According to him, “The ocean also contributes enormously to the entire ecological balance of our atmosphere, but there are stressors to the ocean globally.
“What are these stressors? We know that ice caps are melting, forcing sea level rise, fisheries resources are depleting consistently, spontaneous oil spills globally damaging the environment, massive coastal erosion all over the world, more powerful storm surges resulting in phenomena like tsunami.
“In some locations there are incidences like El nino, which is spontaneous change in temperature and salinity that causes massive fish cake and the ocean is acidifying because of the indiscriminate use of fossil fuel causing entire alteration of the carbon chemistry of the ocean. So, to preserve the ocean we need to consistently monitor and observe the parameters in the ocean to be able to understand these processes I have listed before. That is why essentially we are here.”

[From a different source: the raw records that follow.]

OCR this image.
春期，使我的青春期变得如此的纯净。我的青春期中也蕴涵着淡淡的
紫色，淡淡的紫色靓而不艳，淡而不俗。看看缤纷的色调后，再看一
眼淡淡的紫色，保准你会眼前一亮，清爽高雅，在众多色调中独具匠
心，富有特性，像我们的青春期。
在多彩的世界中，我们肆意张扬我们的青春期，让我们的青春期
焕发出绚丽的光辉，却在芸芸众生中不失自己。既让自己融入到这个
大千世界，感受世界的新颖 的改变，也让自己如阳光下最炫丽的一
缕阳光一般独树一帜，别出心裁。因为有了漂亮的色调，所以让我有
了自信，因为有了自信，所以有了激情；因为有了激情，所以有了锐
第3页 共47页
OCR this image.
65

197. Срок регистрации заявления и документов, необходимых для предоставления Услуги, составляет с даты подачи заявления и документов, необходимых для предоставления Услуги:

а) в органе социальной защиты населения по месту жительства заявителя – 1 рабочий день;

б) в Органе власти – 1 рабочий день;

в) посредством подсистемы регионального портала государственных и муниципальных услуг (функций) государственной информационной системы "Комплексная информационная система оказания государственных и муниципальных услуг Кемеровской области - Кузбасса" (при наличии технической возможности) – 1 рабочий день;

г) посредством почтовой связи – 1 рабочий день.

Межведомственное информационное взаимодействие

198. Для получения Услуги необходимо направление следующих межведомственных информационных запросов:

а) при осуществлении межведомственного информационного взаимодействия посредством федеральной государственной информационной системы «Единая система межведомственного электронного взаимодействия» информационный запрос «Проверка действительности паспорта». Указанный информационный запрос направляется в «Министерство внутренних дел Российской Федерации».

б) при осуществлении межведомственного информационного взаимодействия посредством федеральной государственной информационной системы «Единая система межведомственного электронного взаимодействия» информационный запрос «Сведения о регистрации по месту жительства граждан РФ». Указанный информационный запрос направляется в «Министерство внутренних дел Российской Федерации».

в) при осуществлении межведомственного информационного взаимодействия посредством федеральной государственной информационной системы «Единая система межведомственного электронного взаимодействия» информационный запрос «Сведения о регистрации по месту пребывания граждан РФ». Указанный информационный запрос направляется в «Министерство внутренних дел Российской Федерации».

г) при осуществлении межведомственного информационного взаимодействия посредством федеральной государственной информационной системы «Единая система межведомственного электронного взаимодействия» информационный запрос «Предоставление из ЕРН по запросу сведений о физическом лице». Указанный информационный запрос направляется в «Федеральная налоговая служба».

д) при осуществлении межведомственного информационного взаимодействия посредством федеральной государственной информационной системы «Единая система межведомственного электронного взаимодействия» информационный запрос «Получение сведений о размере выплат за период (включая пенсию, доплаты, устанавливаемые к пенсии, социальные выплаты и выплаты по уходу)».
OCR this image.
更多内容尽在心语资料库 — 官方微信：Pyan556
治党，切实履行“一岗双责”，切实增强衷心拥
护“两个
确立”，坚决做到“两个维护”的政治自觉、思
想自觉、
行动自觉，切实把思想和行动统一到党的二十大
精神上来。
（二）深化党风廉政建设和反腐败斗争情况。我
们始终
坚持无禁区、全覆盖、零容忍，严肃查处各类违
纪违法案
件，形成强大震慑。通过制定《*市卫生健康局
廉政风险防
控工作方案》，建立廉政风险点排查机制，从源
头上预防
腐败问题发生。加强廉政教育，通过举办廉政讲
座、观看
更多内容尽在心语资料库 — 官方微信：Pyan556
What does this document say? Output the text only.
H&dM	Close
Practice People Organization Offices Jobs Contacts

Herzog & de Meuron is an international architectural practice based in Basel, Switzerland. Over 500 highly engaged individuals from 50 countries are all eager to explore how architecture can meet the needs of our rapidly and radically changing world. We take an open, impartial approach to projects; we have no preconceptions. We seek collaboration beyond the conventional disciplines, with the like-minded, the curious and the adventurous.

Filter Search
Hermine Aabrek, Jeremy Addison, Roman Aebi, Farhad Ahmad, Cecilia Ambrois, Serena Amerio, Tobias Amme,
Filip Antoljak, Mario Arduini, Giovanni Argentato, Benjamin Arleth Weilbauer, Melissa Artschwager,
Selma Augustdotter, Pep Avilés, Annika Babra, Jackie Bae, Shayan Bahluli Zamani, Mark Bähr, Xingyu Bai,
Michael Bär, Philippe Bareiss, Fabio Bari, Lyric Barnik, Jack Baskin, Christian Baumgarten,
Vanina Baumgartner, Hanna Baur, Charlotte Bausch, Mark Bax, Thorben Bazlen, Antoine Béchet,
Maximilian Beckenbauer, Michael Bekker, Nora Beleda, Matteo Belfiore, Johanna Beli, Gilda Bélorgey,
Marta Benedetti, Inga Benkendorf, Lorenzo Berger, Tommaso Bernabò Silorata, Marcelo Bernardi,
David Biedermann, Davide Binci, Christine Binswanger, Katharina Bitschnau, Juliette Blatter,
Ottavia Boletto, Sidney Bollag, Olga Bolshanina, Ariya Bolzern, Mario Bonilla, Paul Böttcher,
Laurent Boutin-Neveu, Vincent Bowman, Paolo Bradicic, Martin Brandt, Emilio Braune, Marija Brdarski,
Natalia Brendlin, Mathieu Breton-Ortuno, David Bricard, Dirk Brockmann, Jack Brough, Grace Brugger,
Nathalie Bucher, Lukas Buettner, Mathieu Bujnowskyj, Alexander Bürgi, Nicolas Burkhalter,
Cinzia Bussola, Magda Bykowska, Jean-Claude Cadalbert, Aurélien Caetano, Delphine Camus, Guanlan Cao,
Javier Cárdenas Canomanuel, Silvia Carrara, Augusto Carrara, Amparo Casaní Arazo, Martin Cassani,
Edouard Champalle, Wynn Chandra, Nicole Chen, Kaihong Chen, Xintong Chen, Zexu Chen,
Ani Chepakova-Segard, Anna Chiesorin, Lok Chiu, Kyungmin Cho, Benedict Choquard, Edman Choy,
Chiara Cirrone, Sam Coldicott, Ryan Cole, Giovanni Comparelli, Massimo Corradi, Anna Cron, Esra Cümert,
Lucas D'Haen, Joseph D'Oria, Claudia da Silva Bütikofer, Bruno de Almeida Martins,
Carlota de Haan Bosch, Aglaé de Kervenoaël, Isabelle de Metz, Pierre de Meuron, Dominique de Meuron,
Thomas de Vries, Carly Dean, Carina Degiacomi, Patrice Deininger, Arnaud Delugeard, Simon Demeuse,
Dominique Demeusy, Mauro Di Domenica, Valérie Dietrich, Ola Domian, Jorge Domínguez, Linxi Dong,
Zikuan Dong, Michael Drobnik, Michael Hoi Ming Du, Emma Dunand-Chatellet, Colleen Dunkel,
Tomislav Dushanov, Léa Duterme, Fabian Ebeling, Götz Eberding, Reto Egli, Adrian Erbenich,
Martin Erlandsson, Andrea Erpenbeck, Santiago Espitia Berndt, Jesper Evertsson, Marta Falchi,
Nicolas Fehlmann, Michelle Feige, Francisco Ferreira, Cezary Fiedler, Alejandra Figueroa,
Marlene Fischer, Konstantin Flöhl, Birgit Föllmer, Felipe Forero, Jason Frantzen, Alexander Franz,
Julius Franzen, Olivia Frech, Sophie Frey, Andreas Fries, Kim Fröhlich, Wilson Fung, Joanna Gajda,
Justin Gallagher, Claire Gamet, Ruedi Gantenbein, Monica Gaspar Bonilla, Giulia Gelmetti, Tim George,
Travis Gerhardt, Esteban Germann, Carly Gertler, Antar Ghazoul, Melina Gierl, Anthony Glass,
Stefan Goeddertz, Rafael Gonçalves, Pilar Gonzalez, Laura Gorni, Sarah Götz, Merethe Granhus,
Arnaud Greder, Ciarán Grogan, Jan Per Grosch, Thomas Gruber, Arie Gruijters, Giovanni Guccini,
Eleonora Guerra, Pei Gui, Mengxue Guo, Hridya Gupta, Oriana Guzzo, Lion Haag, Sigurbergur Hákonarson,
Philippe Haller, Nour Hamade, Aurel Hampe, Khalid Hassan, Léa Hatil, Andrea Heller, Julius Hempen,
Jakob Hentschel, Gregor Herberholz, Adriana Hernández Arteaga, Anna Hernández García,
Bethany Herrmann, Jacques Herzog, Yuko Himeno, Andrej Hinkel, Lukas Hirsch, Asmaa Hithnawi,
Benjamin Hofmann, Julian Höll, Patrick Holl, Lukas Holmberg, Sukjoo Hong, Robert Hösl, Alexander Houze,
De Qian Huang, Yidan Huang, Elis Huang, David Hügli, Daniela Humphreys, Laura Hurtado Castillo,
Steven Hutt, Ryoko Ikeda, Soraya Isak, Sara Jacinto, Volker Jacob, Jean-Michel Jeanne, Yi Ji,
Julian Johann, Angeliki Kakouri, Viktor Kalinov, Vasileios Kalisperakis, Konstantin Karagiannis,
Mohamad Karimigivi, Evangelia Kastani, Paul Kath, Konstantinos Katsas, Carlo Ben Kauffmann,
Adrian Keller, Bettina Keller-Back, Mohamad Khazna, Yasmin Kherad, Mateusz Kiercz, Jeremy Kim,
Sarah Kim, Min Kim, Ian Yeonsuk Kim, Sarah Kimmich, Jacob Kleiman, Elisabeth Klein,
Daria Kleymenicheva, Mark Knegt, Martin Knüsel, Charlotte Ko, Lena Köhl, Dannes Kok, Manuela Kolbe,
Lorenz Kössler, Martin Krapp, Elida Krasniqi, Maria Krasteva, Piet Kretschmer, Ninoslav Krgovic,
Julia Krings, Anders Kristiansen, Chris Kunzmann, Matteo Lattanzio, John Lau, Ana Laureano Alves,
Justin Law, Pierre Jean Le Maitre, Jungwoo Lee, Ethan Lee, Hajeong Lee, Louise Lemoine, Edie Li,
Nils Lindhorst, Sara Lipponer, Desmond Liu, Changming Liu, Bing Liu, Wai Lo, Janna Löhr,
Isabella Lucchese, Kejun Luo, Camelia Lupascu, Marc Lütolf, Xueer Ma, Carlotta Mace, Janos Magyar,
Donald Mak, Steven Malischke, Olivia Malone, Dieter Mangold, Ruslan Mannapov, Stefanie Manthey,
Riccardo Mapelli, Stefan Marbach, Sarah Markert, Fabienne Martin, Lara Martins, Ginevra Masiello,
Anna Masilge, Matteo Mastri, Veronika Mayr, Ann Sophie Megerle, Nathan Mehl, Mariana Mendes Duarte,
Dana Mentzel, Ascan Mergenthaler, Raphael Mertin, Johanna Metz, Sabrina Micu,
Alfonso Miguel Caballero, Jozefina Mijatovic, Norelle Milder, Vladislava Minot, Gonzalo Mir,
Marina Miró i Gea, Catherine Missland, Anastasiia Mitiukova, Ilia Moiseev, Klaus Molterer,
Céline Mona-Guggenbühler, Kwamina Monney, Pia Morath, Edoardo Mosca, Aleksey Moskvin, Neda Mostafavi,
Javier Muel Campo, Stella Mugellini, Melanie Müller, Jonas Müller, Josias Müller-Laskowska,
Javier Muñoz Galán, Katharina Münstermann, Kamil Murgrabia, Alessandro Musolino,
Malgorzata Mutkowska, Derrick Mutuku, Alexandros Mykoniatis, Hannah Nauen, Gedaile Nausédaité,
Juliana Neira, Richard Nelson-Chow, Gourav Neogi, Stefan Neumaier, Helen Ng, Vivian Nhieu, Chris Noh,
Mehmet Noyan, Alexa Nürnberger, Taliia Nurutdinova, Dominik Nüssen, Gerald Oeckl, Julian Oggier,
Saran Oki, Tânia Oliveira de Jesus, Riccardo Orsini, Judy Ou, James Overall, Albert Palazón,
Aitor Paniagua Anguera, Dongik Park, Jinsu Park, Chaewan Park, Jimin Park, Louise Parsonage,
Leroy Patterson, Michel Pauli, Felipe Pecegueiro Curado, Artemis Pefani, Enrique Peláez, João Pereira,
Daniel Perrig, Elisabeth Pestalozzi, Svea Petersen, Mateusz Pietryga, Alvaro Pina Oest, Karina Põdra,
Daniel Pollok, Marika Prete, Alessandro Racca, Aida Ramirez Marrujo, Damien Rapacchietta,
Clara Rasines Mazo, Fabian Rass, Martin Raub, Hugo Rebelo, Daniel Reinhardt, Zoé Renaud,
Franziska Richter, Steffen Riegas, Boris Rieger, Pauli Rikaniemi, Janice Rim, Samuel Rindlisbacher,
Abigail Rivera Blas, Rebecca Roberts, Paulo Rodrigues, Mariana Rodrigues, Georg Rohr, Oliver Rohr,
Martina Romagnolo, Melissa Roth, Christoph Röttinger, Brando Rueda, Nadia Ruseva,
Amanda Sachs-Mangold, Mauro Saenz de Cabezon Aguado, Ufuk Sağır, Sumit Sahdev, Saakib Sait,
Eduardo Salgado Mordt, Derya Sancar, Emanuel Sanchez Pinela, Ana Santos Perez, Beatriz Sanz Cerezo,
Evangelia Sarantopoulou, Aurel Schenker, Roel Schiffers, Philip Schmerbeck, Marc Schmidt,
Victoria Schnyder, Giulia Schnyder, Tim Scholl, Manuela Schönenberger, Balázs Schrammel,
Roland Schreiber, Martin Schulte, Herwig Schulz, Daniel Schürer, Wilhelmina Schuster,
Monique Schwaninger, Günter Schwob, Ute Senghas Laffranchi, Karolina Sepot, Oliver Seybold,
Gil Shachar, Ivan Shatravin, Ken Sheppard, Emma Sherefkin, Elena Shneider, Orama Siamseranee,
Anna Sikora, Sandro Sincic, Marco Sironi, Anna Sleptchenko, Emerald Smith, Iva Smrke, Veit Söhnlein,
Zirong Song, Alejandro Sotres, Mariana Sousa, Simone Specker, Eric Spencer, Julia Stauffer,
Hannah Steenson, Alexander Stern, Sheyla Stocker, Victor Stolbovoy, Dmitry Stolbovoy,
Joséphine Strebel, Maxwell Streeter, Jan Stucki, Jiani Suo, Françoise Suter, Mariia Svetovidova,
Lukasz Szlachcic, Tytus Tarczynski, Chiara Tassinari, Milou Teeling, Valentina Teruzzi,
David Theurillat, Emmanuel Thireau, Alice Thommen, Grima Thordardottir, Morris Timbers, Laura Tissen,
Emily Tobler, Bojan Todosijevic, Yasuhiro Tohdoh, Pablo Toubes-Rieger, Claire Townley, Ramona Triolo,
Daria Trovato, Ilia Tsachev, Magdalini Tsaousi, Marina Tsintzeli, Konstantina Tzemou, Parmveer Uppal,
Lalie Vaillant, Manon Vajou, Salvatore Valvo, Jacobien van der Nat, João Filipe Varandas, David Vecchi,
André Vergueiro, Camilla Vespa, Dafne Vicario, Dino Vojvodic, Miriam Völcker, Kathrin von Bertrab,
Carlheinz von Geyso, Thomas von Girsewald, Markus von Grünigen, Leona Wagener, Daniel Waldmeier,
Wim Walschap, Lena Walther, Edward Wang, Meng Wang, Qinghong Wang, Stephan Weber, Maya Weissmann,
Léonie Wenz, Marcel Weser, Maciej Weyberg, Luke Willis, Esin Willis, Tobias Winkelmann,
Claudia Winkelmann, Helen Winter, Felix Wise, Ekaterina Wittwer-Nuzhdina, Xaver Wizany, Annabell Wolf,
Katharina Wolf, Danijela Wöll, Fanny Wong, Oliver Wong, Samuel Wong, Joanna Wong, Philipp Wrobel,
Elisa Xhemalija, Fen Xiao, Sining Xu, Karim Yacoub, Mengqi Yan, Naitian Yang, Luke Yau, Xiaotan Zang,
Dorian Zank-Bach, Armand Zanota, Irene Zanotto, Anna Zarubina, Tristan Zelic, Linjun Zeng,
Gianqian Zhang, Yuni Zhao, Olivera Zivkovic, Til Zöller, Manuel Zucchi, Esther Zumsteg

He equally explained that, “In December 2020, there was a multilateral cruise sponsored by POGO involving researchers from other West African sub-regions and the institute was at its best and provided the research vessels with which the cruise was undertaken and It was very successful.
“POGO, we partner with them and other researchers from the West African region. We went to sea and observed and we collected data and interpreted the data. It is the data we would look at today and see how we will continue to protect the ocean for sustainable development.”
Implication to GOG’s Countries
Encompassing 17 countries from Senegal to Angola, the Gulf of Guinea is richly endowed with vast reserves of hydrocarbon, mineral like diamond, tin and cobalt, and most importantly fisheries resources, making it a strategic area.
While not a major international shipping route, the Gulf of Guinea represents 25 percent of African maritime traffic and has nearly 20 commercial seaports.
Presenting the findings of the data collected from the GOG, Unyimadu said: “There are a lot of anthropogenic activities that have been affecting our ocean.”
He further said that things like the melting of the ice caps are causing sea level rise, depleting fisheries resources as “massive oil spills into the ocean, algae bloom, beach pollution and recently because of the use of fossil fuels the ocean is acidifying causing change in the carbonate chemistry.
On the implication of the results to the countries within the GOG, Unyimadu opined that it is to analyse completely and give recommendations to POGO on the way forward and it will definitely involve further investigations.
On the position where these contaminants were found, he responded that the locations are in coordinates.
“Is about 150 nautical miles within the GOG. We will make our recommendations to POGO and there is a possibility of another cruise to confirm those investigations,” he replied.
Giving their technical presentations each of the representatives from the Republic of Benin, Dr. Georges Epiphane Degbe; Ghana, Dr. Botwe Benjamin Osel, Côte d’ivoire; Dr. Kassi Ahon Jean-Baptiste, asked for more concrete efforts to reduce pollution in the GoG considering its huge economical importance.
Meanwhile, some of the research topic presentation includes; Mineralogy of Sediments from Offshore Nigeria, Gulf of Guinea; Textural Characteristics of Representative Sediment Core Off-the Coast of Nigeria in the Gulf of Guinea; Distribution of Metals in the Sediments Core from Nigeria Axis of the Gulf of Guinea; Field Activities of MGG Focus on Flow Velocity Measurement, Ecological Quality Status using Macrobenthic assemblage as indicator of Pollution, Western Nigeria Offshore, Assessment of Levels of Poly Aromatic Hydrocarbon and Poly-chlorinated Biphenyls in the Gulf of Guinea off Western Nigeria Coast.
Others are Organochlorine pesticide (OCPS) Evaluation in Sediments Core collected during Gulf of Guinea Project: Level, Fate and Ecotoxicological Risk; Acquired pH, Alkalinity and Chlorophyll-a Data during the GOG Project; Abundance, Diversity and Distribution of Plankton along the Western Nigeria Offshore and Study of the Culturable Bacteria Community in the Gulf of Guinea off Western Nigeria Coast.